Encounters with Shrub Mid-Air: A Karen Story

Karen loved to tell this story to everyone she met. I post it in honor of her upcoming birthday, November 23. She would have been 57. (See my post below this one for my thoughts). She told the story better than I do here and, she understood better what all the technical things were, of course. All I can do is my best, which is necessary, but not sufficient.

It was the summer of 2004, the night of the Republican convention in which W was to speak. Karen and I were returning from Provincetown and had designed things so that we would NOT be on the ground in NYC for the event. So, there we were in the night sky, Karen attending to the pilot things and me, thinking, "I'm in the night sky. This is so cool. This is beautiful. I'm like a star..." and other non-profound thoughts. Suddenly, I got a punch in the leg.

In order for Karen and I to hear each other, we both had to wear headphones. That technically meant that, were I not contemplating singing "Twinkle, twinkle" to myself, I should have heard the transmission from the tower in NY. So, when a flustered Karen followed the punch with "Did you hear that?" I was forced to tell the truth and say, "No, I was night-dreaming." She didn't find it cute.

"Ma'am, get out of BRAVO space now." BRAVO space refers to the central, most important air space -- in this case we were in NY's BRAVO space which we needed to be in order to get home. And suddenly we were being told to scram somewhere in the night sky. Karen was about to ask where in this vast expanse we were expected/allowed to go in order to get to our destination of Caldwell airport when a nicer voice came on the radio and said, "Just point toward ----" I forget where it was he said, but it made instant sense to Karen and she proceeded to re-program whatever the device is called that you do that to in order to change course. About a minute later, we both heard another transmission. "Air Force One Requesting Clearance for take off." Karen says my eyes went raccoon wide. About a half minute later, we heard, "Air Force One you have clearance to take off."

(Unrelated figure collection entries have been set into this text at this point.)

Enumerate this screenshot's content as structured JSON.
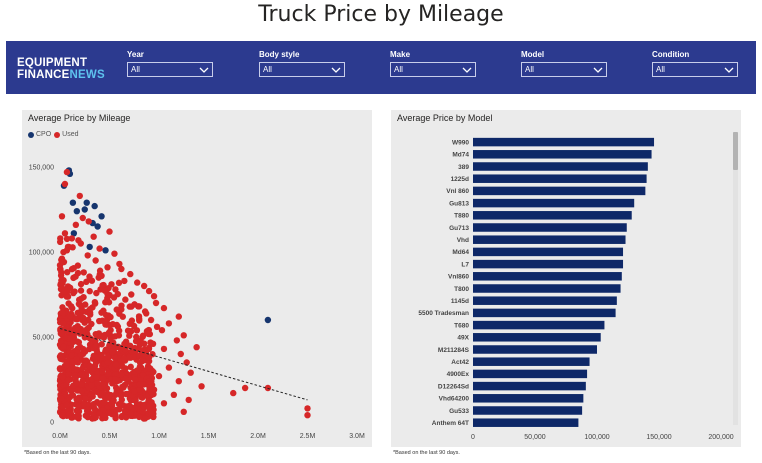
{
  "page": {
    "title": "Truck Price by Mileage"
  },
  "brand": {
    "line1": "EQUIPMENT",
    "line2a": "FINANCE",
    "line2b": "NEWS"
  },
  "filters": [
    {
      "label": "Year",
      "value": "All"
    },
    {
      "label": "Body style",
      "value": "All"
    },
    {
      "label": "Make",
      "value": "All"
    },
    {
      "label": "Model",
      "value": "All"
    },
    {
      "label": "Condition",
      "value": "All"
    }
  ],
  "colors": {
    "bar": "#0e2868",
    "cpo": "#16356e",
    "used": "#d62728",
    "accent": "#2c3a8f"
  },
  "scatter": {
    "title": "Average Price by Mileage",
    "legend": [
      {
        "name": "CPO",
        "color": "#16356e"
      },
      {
        "name": "Used",
        "color": "#d62728"
      }
    ],
    "footnote": "*Based on the last 90 days."
  },
  "bars": {
    "title": "Average Price by Model",
    "footnote": "*Based on the last 90 days."
  },
  "chart_data": [
    {
      "type": "scatter",
      "title": "Average Price by Mileage",
      "xlabel": "",
      "ylabel": "",
      "xlim": [
        0,
        3.0
      ],
      "ylim": [
        0,
        150000
      ],
      "x_ticks": [
        0,
        0.5,
        1.0,
        1.5,
        2.0,
        2.5,
        3.0
      ],
      "x_tick_labels": [
        "0.0M",
        "0.5M",
        "1.0M",
        "1.5M",
        "2.0M",
        "2.5M",
        "3.0M"
      ],
      "y_ticks": [
        0,
        50000,
        100000,
        150000
      ],
      "y_tick_labels": [
        "0",
        "50,000",
        "100,000",
        "150,000"
      ],
      "trendline": {
        "style": "dashed",
        "from": [
          0,
          55000
        ],
        "to": [
          2.5,
          13000
        ]
      },
      "series": [
        {
          "name": "CPO",
          "points": [
            [
              0.09,
              148000
            ],
            [
              0.1,
              146000
            ],
            [
              0.04,
              139000
            ],
            [
              0.13,
              129000
            ],
            [
              0.27,
              129000
            ],
            [
              0.35,
              127000
            ],
            [
              0.25,
              125000
            ],
            [
              0.17,
              124000
            ],
            [
              0.42,
              121000
            ],
            [
              0.33,
              117000
            ],
            [
              0.38,
              115000
            ],
            [
              0.14,
              111000
            ],
            [
              0.3,
              103000
            ],
            [
              0.46,
              101000
            ],
            [
              2.1,
              60000
            ]
          ]
        },
        {
          "name": "Used",
          "points": [
            [
              0.07,
              147000
            ],
            [
              0.05,
              140000
            ],
            [
              0.2,
              133000
            ],
            [
              0.02,
              121000
            ],
            [
              0.23,
              120000
            ],
            [
              0.29,
              118000
            ],
            [
              0.16,
              116000
            ],
            [
              0.5,
              112000
            ],
            [
              0.05,
              111000
            ],
            [
              0.34,
              109000
            ],
            [
              0.12,
              108000
            ],
            [
              0.21,
              105000
            ],
            [
              0.4,
              102000
            ],
            [
              0.07,
              101000
            ],
            [
              0.55,
              99000
            ],
            [
              0.28,
              98000
            ],
            [
              0.02,
              96000
            ],
            [
              0.36,
              95000
            ],
            [
              0.6,
              93000
            ],
            [
              0.18,
              92000
            ],
            [
              0.48,
              91000
            ],
            [
              0.62,
              90000
            ],
            [
              0.24,
              88000
            ],
            [
              0.71,
              87000
            ],
            [
              0.42,
              86000
            ],
            [
              0.3,
              84000
            ],
            [
              0.65,
              83000
            ],
            [
              0.78,
              82000
            ],
            [
              0.52,
              81000
            ],
            [
              0.85,
              80000
            ],
            [
              0.56,
              78000
            ],
            [
              0.9,
              77000
            ],
            [
              0.72,
              75000
            ],
            [
              0.95,
              74000
            ],
            [
              0.66,
              72000
            ],
            [
              0.97,
              70000
            ],
            [
              0.8,
              68000
            ],
            [
              1.05,
              67000
            ],
            [
              0.86,
              65000
            ],
            [
              1.2,
              62000
            ],
            [
              0.92,
              60000
            ],
            [
              1.1,
              58000
            ],
            [
              0.98,
              56000
            ],
            [
              1.03,
              54000
            ],
            [
              1.25,
              51000
            ],
            [
              1.18,
              48000
            ],
            [
              0.94,
              46000
            ],
            [
              1.05,
              43000
            ],
            [
              1.38,
              44000
            ],
            [
              1.22,
              40000
            ],
            [
              0.9,
              38000
            ],
            [
              1.28,
              35000
            ],
            [
              1.1,
              32000
            ],
            [
              1.32,
              29000
            ],
            [
              1.0,
              27000
            ],
            [
              1.2,
              24000
            ],
            [
              1.43,
              21000
            ],
            [
              0.95,
              19000
            ],
            [
              1.15,
              16000
            ],
            [
              1.3,
              13000
            ],
            [
              1.05,
              11000
            ],
            [
              0.9,
              9000
            ],
            [
              1.25,
              6000
            ],
            [
              1.75,
              17000
            ],
            [
              1.87,
              20000
            ],
            [
              2.1,
              20000
            ],
            [
              2.5,
              8000
            ],
            [
              2.5,
              4000
            ],
            [
              0.62,
              28000
            ],
            [
              0.75,
              18000
            ],
            [
              0.84,
              22000
            ],
            [
              0.7,
              9000
            ],
            [
              0.56,
              4000
            ],
            [
              0.4,
              5000
            ],
            [
              0.8,
              3000
            ]
          ]
        }
      ]
    },
    {
      "type": "bar",
      "orientation": "horizontal",
      "title": "Average Price by Model",
      "xlim": [
        0,
        200000
      ],
      "x_ticks": [
        0,
        50000,
        100000,
        150000,
        200000
      ],
      "x_tick_labels": [
        "0",
        "50,000",
        "100,000",
        "150,000",
        "200,000"
      ],
      "categories": [
        "W990",
        "Md74",
        "389",
        "1225d",
        "Vnl 860",
        "Gu813",
        "T880",
        "Gu713",
        "Vhd",
        "Md64",
        "L7",
        "Vnl860",
        "T800",
        "1145d",
        "5500 Tradesman",
        "T680",
        "49X",
        "M211284S",
        "Act42",
        "4900Ex",
        "D12264Sd",
        "Vhd64200",
        "Gu533",
        "Anthem 64T"
      ],
      "values": [
        146000,
        144000,
        141000,
        140000,
        139000,
        130000,
        128000,
        124000,
        123000,
        121000,
        121000,
        120000,
        119000,
        116000,
        115000,
        106000,
        103000,
        100000,
        94000,
        92000,
        91000,
        89000,
        88000,
        85000
      ]
    }
  ]
}
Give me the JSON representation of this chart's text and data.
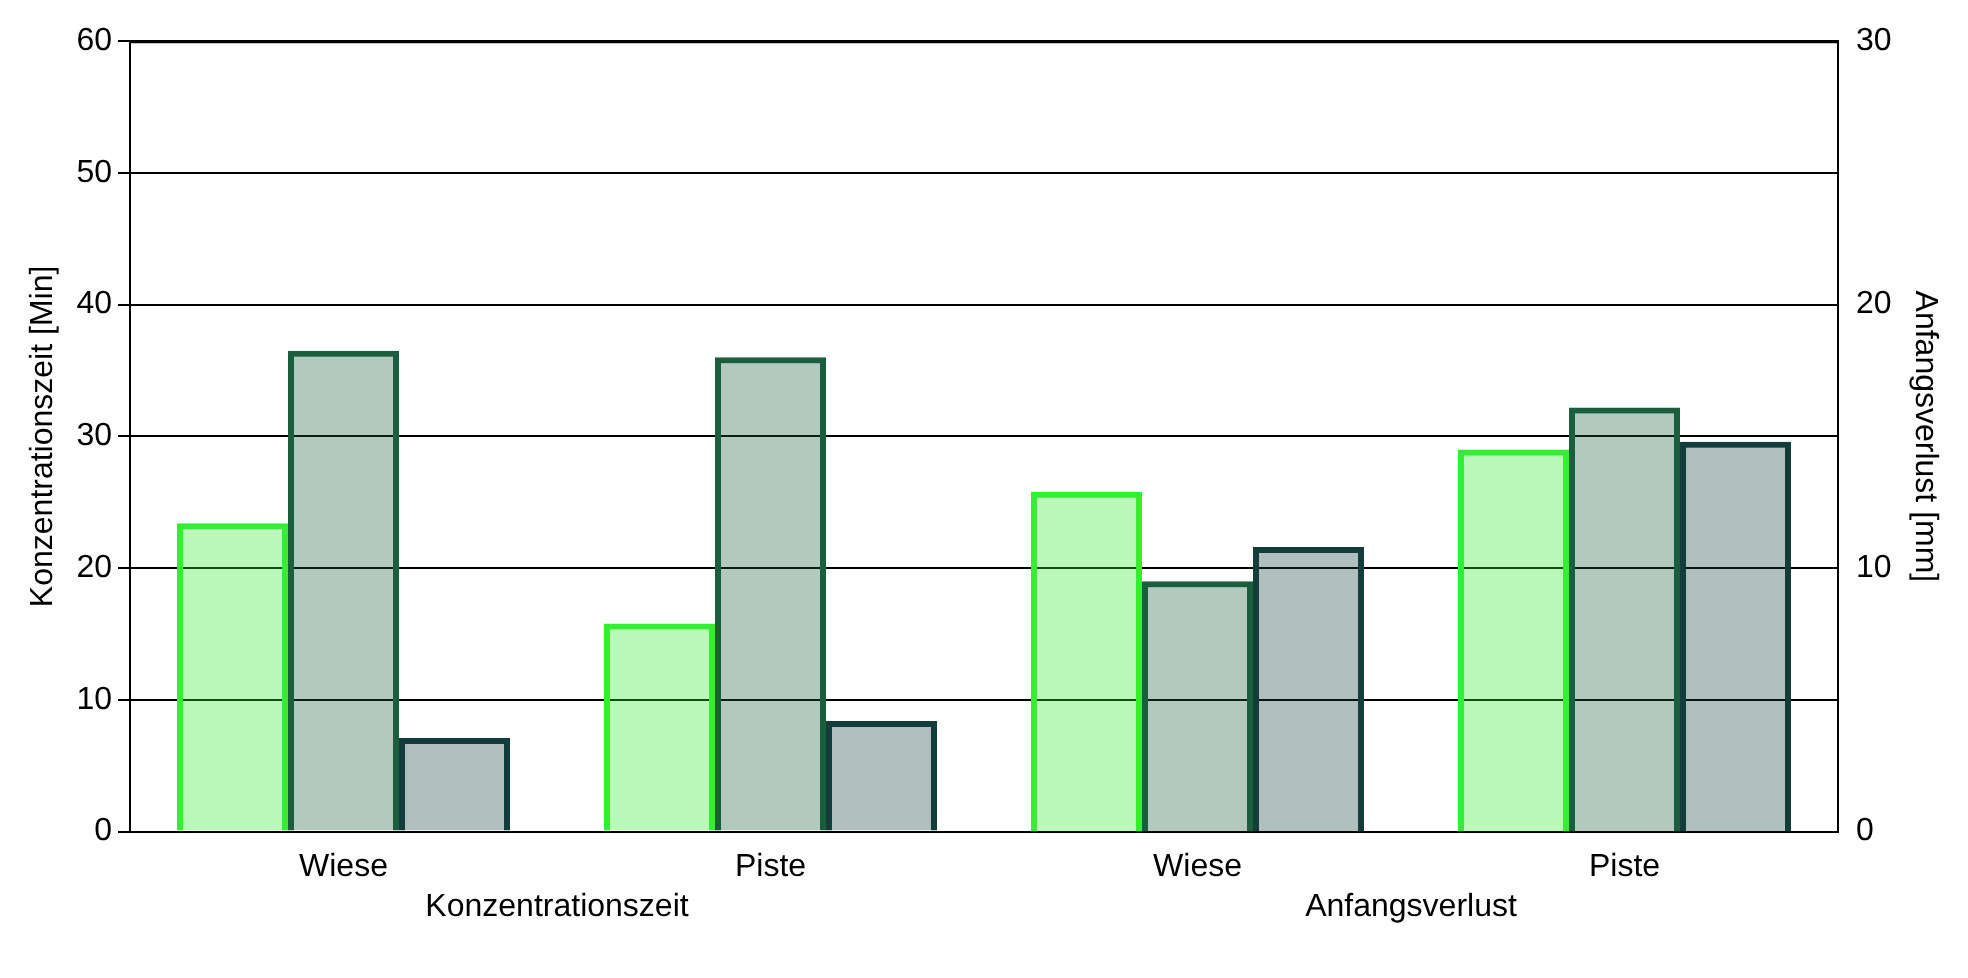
{
  "chart_data": {
    "type": "bar",
    "categories": [
      "Wiese",
      "Piste",
      "Wiese",
      "Piste"
    ],
    "annotations": [
      "Konzentrationszeit",
      "Anfangsverlust"
    ],
    "ylabel": "Konzentrationszeit [Min]",
    "y2label": "Anfangsverlust [mm]",
    "series": [
      {
        "color": "#33ee33",
        "values": [
          23.4,
          15.8,
          null,
          null
        ]
      },
      {
        "color": "#1b5e3e",
        "values": [
          36.5,
          36.0,
          null,
          null
        ]
      },
      {
        "color": "#123d3a",
        "values": [
          7.1,
          8.4,
          null,
          null
        ]
      },
      {
        "color": "#33ee33",
        "axis": "y2",
        "values": [
          null,
          null,
          12.9,
          14.5
        ]
      },
      {
        "color": "#1b5e3e",
        "axis": "y2",
        "values": [
          null,
          null,
          9.5,
          16.1
        ]
      },
      {
        "color": "#123d3a",
        "axis": "y2",
        "values": [
          null,
          null,
          10.8,
          14.8
        ]
      }
    ],
    "ylim": [
      0,
      60
    ],
    "yticks": [
      0,
      10,
      20,
      30,
      40,
      50,
      60
    ],
    "y2lim": [
      0,
      30
    ],
    "y2ticks": [
      0,
      10,
      20,
      30
    ],
    "grid": "y",
    "legend": false
  }
}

So, apparently, we'd been bopped out of BRAVO space because the Shrub didn't want to spend any more time on the ground than he had to, either. His ship and ours literally passed in the night, both avoiding each other.

Shortly after, I believe, we were able to ask if we could return to our original course, which we did, feeling just a little bit cooler than we already thought we were.

Karen Beth Hunter, November 23, 1951 - Sept 2, 2005.